The Break—Down x Planet B present: ISSUE #3 Launch Party
Join us to celebrate the third issue of THE BREAK—DOWN: AIRBORNE, with a live podcast and special guests.
We’re having another party! 🎈 Join us at Acrylicize – The Art House, Bethnal Green, to celebrate our third issue, AIRBORNE. We will be joined by Geoff Mann, Daniela Gabor and Oliver Eagleton to discuss climate crisis through and beyond the contents of AIRBORNE.
6:30pm: Doors Open
7-8:00pm: Live Podcast
8:00 - 10pm: Drinks Party!
Tickets are limited, so get yours quickly.
Tickets include a copy of Issue 3!
AIRBORNE
When we think about the climate and ecological crisis, it’s often the cataclysmic events and future projections that come to mind. But these crises are already unfolding all around us - even when the world appears to carry on as normal.
The engines of industrial production that power the modern economy release vast quantities of carbon and pollutants into the air, seeping into our soil, our water, and even our bodies.

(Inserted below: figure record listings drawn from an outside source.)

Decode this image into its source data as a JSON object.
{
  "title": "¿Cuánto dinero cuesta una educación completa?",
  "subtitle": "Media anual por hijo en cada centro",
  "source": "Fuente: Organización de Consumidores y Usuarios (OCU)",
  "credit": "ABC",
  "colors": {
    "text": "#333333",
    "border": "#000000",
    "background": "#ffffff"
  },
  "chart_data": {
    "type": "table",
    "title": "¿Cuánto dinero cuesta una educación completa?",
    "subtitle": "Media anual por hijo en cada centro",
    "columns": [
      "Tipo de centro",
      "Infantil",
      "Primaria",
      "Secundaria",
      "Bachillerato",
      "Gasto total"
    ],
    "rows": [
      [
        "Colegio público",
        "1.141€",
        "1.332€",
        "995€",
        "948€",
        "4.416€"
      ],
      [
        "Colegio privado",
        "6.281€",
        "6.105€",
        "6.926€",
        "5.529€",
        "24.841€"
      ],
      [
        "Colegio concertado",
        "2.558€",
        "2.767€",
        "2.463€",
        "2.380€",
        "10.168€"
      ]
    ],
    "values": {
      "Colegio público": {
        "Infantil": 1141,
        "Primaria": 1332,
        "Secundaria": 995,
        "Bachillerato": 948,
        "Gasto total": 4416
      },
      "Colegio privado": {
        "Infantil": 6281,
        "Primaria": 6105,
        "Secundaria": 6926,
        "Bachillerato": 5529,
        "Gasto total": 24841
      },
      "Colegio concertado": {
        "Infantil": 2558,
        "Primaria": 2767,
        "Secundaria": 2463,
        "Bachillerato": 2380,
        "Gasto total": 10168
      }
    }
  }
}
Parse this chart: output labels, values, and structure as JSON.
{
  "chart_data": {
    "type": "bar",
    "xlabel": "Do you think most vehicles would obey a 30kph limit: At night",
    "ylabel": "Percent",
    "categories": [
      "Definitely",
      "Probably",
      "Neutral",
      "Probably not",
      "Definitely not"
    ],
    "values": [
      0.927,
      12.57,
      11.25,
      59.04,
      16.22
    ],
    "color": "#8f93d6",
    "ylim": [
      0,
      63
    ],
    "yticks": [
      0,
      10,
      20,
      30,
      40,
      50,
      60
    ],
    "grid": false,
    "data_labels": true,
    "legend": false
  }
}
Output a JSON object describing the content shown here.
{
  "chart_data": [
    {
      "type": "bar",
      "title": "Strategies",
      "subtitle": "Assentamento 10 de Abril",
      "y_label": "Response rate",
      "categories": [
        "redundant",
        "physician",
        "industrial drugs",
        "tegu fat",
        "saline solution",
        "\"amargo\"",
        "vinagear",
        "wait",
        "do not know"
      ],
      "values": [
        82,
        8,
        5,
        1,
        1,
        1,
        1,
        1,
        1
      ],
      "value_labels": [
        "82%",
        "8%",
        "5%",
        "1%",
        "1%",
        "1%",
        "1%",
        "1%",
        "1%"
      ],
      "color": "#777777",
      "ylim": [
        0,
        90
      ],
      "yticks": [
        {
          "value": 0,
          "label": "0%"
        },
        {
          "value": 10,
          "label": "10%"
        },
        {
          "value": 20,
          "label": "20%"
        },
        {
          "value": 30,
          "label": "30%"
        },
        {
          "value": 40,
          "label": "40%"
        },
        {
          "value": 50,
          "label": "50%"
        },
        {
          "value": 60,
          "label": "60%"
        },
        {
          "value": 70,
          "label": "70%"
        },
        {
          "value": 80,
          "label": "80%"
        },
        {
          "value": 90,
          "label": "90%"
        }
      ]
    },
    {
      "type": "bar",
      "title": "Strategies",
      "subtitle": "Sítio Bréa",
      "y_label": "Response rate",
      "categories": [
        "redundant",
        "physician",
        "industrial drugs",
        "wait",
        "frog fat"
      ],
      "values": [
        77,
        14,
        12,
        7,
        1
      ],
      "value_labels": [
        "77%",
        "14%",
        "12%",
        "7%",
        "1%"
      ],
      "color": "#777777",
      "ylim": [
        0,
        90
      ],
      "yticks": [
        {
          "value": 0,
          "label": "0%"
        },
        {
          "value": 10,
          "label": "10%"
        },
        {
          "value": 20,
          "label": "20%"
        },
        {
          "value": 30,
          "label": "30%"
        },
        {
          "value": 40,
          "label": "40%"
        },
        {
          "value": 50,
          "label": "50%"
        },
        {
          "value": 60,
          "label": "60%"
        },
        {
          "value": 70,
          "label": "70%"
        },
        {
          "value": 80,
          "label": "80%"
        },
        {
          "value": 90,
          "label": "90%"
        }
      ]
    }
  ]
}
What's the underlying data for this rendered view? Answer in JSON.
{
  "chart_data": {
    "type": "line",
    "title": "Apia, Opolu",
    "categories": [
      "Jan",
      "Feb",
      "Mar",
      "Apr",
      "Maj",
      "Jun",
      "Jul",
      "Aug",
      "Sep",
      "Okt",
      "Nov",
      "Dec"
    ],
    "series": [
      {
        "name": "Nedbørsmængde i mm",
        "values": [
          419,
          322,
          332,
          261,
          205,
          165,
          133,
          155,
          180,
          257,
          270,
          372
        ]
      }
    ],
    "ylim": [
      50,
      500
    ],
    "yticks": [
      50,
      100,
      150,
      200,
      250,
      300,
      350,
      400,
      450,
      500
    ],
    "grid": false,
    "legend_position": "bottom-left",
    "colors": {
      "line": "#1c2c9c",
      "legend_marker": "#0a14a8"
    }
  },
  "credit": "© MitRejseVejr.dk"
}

Air pollution alone is responsible for around ten million deaths each year. And yet this everyday emergency has not fundamentally reshaped how we understand our place in the world.
This issue explores the tensions between global causes and local effects - between the invisible and the immediate. It looks to the air itself: the medium that surrounds us, connects us, and sustains life, even as it becomes increasingly contested and compromised.
Featuring essays by Adam Almeida and Shruti Iyer on the inequalities of air pollution across time and place, from New York to India; Zsuzsanna Ihar on Scolpaig in the Outer Hebrides, where a proposed spaceport is reshaping the skies; Vera Huwe on the history of air travel; Mae Losasso on the origins of “the environment” in airborne chemical warfare; Cecilia Rikap on cloud computing; Drew Pendergrass on complexity and planning; Natasha Heenan on Australia’s bushfires and the politics of climate repair; a photo essay by Amelie David and Ségolène Ragu on the fight for clean air and energy in Beirut under renewed military assault; and an interview with David Wallace-Wells.
LIVE PODCAST
The 6th of May, we are joined by Geoff Mann, Daniela Gabor and Oliver Eagleton to discuss climate crisis through and beyond the contents of AIRBORNE.
Geoff Mann is Director of the Centre for Global Political Economy, Simon Fraser University. He is the author most recently of In the Long Run We Are All Dead: Keynesianism, Political Economy and Revolution.
Daniela Gabor is Professor of Economics at SOAS University of London. She studies central banks, shadow money, just transitions and green industrial policies through a critical macrofinance lens.
Oliver Eagleton is the editor of Tribune and a contributing editor at Phenomenal World.